②「Heal the World」(1992年)

 (    )と虐待から子供たちを守ろうとマイケルが世界に呼びかけた曲。「We are the World」と違い、今回はほぼマイケル単独の動き。当時、彼は整形疑惑(皮膚移植等。実際には尋常性白斑という病気)にさらされ、さらに彼の莫大な財産目当ての(    )に忙殺されていた。

 「Heal the World」基金を設けて特に(       )救済に取り組んだが、彼はこの曲がリリースされた翌年、児童に対する性的虐待の容疑で最大の危機にさらされることになる(2005年に無罪の判決)。しかもこの曲はアメリカ国内ではヒットチャート27位に終わった。熱狂的なファンを除けばこの当時、アメリカ社会がマイケルを温かく受け入れることは無かったのである。

 他方、(      )では1位となるなどむしろ国外での反響が大きかった。日本でも(      )震災の直後(2011年3月11日~)から再びこの曲がネット上で盛んに再生されるようになった。

 ここではオフィシャルのVTRではなく、あえてスペイン制作のVTRを鑑賞。以下、歌詞の和訳を最初の部分だけ紹介しておく。

 

女の子のセリフから・・・

 私たちの後の(    )について考えてみて。私たちの(    )、そのまた子供たちのためにもっといい所にしてあげたいよね。
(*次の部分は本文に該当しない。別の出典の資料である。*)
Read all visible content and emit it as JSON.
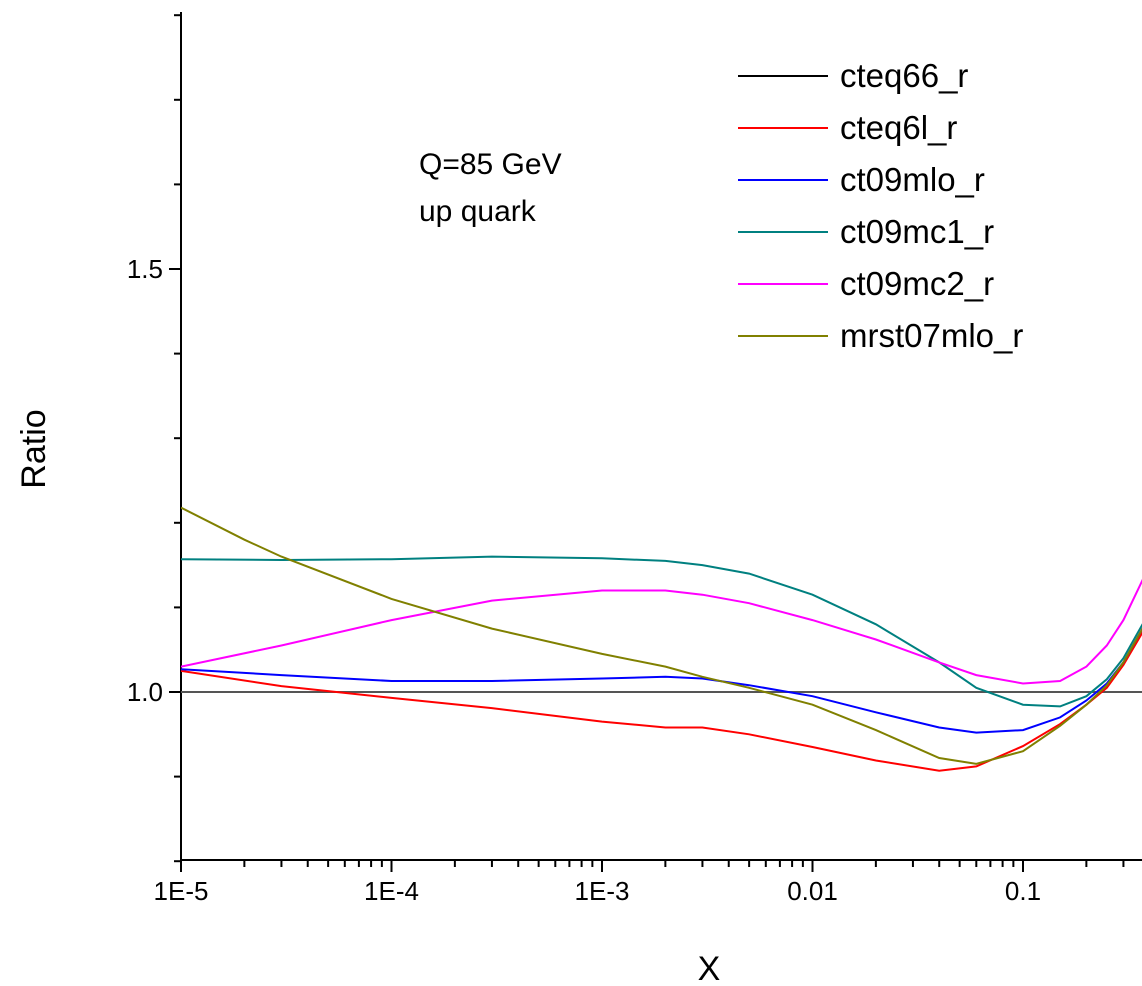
{
  "chart_data": {
    "type": "line",
    "title": "",
    "xlabel": "X",
    "ylabel": "Ratio",
    "xscale": "log",
    "xlim": [
      1e-05,
      0.4
    ],
    "ylim": [
      0.8,
      1.8
    ],
    "grid": false,
    "legend_position": "top-right",
    "x_ticks": [
      {
        "value": 1e-05,
        "label": "1E-5"
      },
      {
        "value": 0.0001,
        "label": "1E-4"
      },
      {
        "value": 0.001,
        "label": "1E-3"
      },
      {
        "value": 0.01,
        "label": "0.01"
      },
      {
        "value": 0.1,
        "label": "0.1"
      }
    ],
    "y_ticks": [
      {
        "value": 1.0,
        "label": "1.0"
      },
      {
        "value": 1.5,
        "label": "1.5"
      }
    ],
    "annotations": [
      "Q=85 GeV",
      "up quark"
    ],
    "series": [
      {
        "name": "cteq66_r",
        "color": "#000000",
        "x": [
          1e-05,
          0.4
        ],
        "y": [
          1.0,
          1.0
        ]
      },
      {
        "name": "cteq6l_r",
        "color": "#ff0000",
        "x": [
          1e-05,
          3e-05,
          0.0001,
          0.0003,
          0.001,
          0.002,
          0.003,
          0.005,
          0.01,
          0.02,
          0.04,
          0.06,
          0.1,
          0.15,
          0.2,
          0.25,
          0.3,
          0.4
        ],
        "y": [
          1.025,
          1.007,
          0.993,
          0.981,
          0.965,
          0.958,
          0.958,
          0.95,
          0.935,
          0.919,
          0.907,
          0.912,
          0.936,
          0.962,
          0.985,
          1.005,
          1.032,
          1.085
        ]
      },
      {
        "name": "ct09mlo_r",
        "color": "#0000ff",
        "x": [
          1e-05,
          3e-05,
          0.0001,
          0.0003,
          0.001,
          0.002,
          0.003,
          0.005,
          0.01,
          0.02,
          0.04,
          0.06,
          0.1,
          0.15,
          0.2,
          0.25,
          0.3,
          0.4
        ],
        "y": [
          1.027,
          1.02,
          1.013,
          1.013,
          1.016,
          1.018,
          1.016,
          1.008,
          0.995,
          0.976,
          0.958,
          0.952,
          0.955,
          0.97,
          0.99,
          1.01,
          1.035,
          1.09
        ]
      },
      {
        "name": "ct09mc1_r",
        "color": "#008080",
        "x": [
          1e-05,
          3e-05,
          0.0001,
          0.0003,
          0.001,
          0.002,
          0.003,
          0.005,
          0.01,
          0.02,
          0.04,
          0.06,
          0.1,
          0.15,
          0.2,
          0.25,
          0.3,
          0.4
        ],
        "y": [
          1.157,
          1.156,
          1.157,
          1.16,
          1.158,
          1.155,
          1.15,
          1.14,
          1.115,
          1.08,
          1.035,
          1.005,
          0.985,
          0.983,
          0.995,
          1.015,
          1.04,
          1.095
        ]
      },
      {
        "name": "ct09mc2_r",
        "color": "#ff00ff",
        "x": [
          1e-05,
          3e-05,
          0.0001,
          0.0003,
          0.001,
          0.002,
          0.003,
          0.005,
          0.01,
          0.02,
          0.04,
          0.06,
          0.1,
          0.15,
          0.2,
          0.25,
          0.3,
          0.4
        ],
        "y": [
          1.03,
          1.055,
          1.085,
          1.108,
          1.12,
          1.12,
          1.115,
          1.105,
          1.085,
          1.062,
          1.035,
          1.02,
          1.01,
          1.013,
          1.03,
          1.055,
          1.085,
          1.15
        ]
      },
      {
        "name": "mrst07mlo_r",
        "color": "#808000",
        "x": [
          1e-05,
          2e-05,
          3e-05,
          0.0001,
          0.0003,
          0.001,
          0.002,
          0.003,
          0.005,
          0.01,
          0.02,
          0.04,
          0.06,
          0.1,
          0.15,
          0.2,
          0.25,
          0.3,
          0.4
        ],
        "y": [
          1.218,
          1.18,
          1.16,
          1.11,
          1.075,
          1.045,
          1.03,
          1.018,
          1.005,
          0.985,
          0.955,
          0.922,
          0.915,
          0.93,
          0.96,
          0.985,
          1.008,
          1.035,
          1.09
        ]
      }
    ]
  }
}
その子供たちに「この世界は自分たちのために大人たちが良くしてくれたんだ」って思ってもらえるように。そしたらその子供たちだってもっともっと良い世界にしていけると思うな。

 

 君の中に(   )があるってこと、僕は知ってるよ。

 愛さえあれば未来はもっと輝いて見えるはずさ。

 愛があればもう泣くことなんかないよ。

 愛があれば何の苦しみも悲しみも感じないはず。

 あらゆる命を大切に思う心があれば、きっとそこにたどりつけるよ。

 小さなところから始めよう。愛にあふれる世界を作るんだ。

 世界を愛し、もっといい世界にしていこう。

 君と僕のためにも すべての人たちのためにも。

 

 今この瞬間にも命を失っていく人がいる。

 命あるものを大切に思うなら

 君と僕のためにもっといい世界にしていこう。

 なぜ偽りのない愛があるのか知ってる?

 愛は強くて、喜びだけを与えてくれるものだからさ。

 愛することができればきっと恐れなんて感じられなくなるのさ。

 

2.ジョン・レノン(1940~1980)の「イマジン」

 伝説のロックバンド「      」の一員として作詞作曲を数多く手がけたレノンはビートルズ解散後もソロ活動を続け、ソロになって彼自身が最高傑作と認めたのが1971年に発表された「       」。

 当時、アメリカは(       )戦争が泥沼化し(1973年にベトナムから撤退)、国内に厭戦気分が強く蔓延していた。レノンはこうした状況の中で平和主義の立場からこれを作詞作曲したようである。ただし元来が内向的な性格の彼は、実際にはそれほど社会的活動に積極的な関わりは持っていなかったとされる。

 1980年12月8日、レノンは熱狂的なファンだと自称する男に自宅前で射殺された。その突然の死はキング牧師やJ.F.(      )大統領と比肩されて世界中に衝撃を与えた。

 以下、歌詞の和訳を紹介しておこう。

 

 想像してごらん。(    )の無い世界を。

 想像してみようよ、簡単なことさ。

 僕らの足元には地獄は無く、上にあるのは(    )だけ。

 想像してごらん。今日という日を生きているみんなを。

 想像してごらん。(    )のない世界を。

 難しいことじゃないさ。

 殺すことも殺される理由も無い。

 (    )も存在しない。

 想像してごらん。平和な世界に生きているみんなを。

 君は言うかもしれない。

 僕を(      )だと。でもそれは僕だけじゃない。

 いつか君も仲間になってくれるといいな。

 そして(            )になっていく。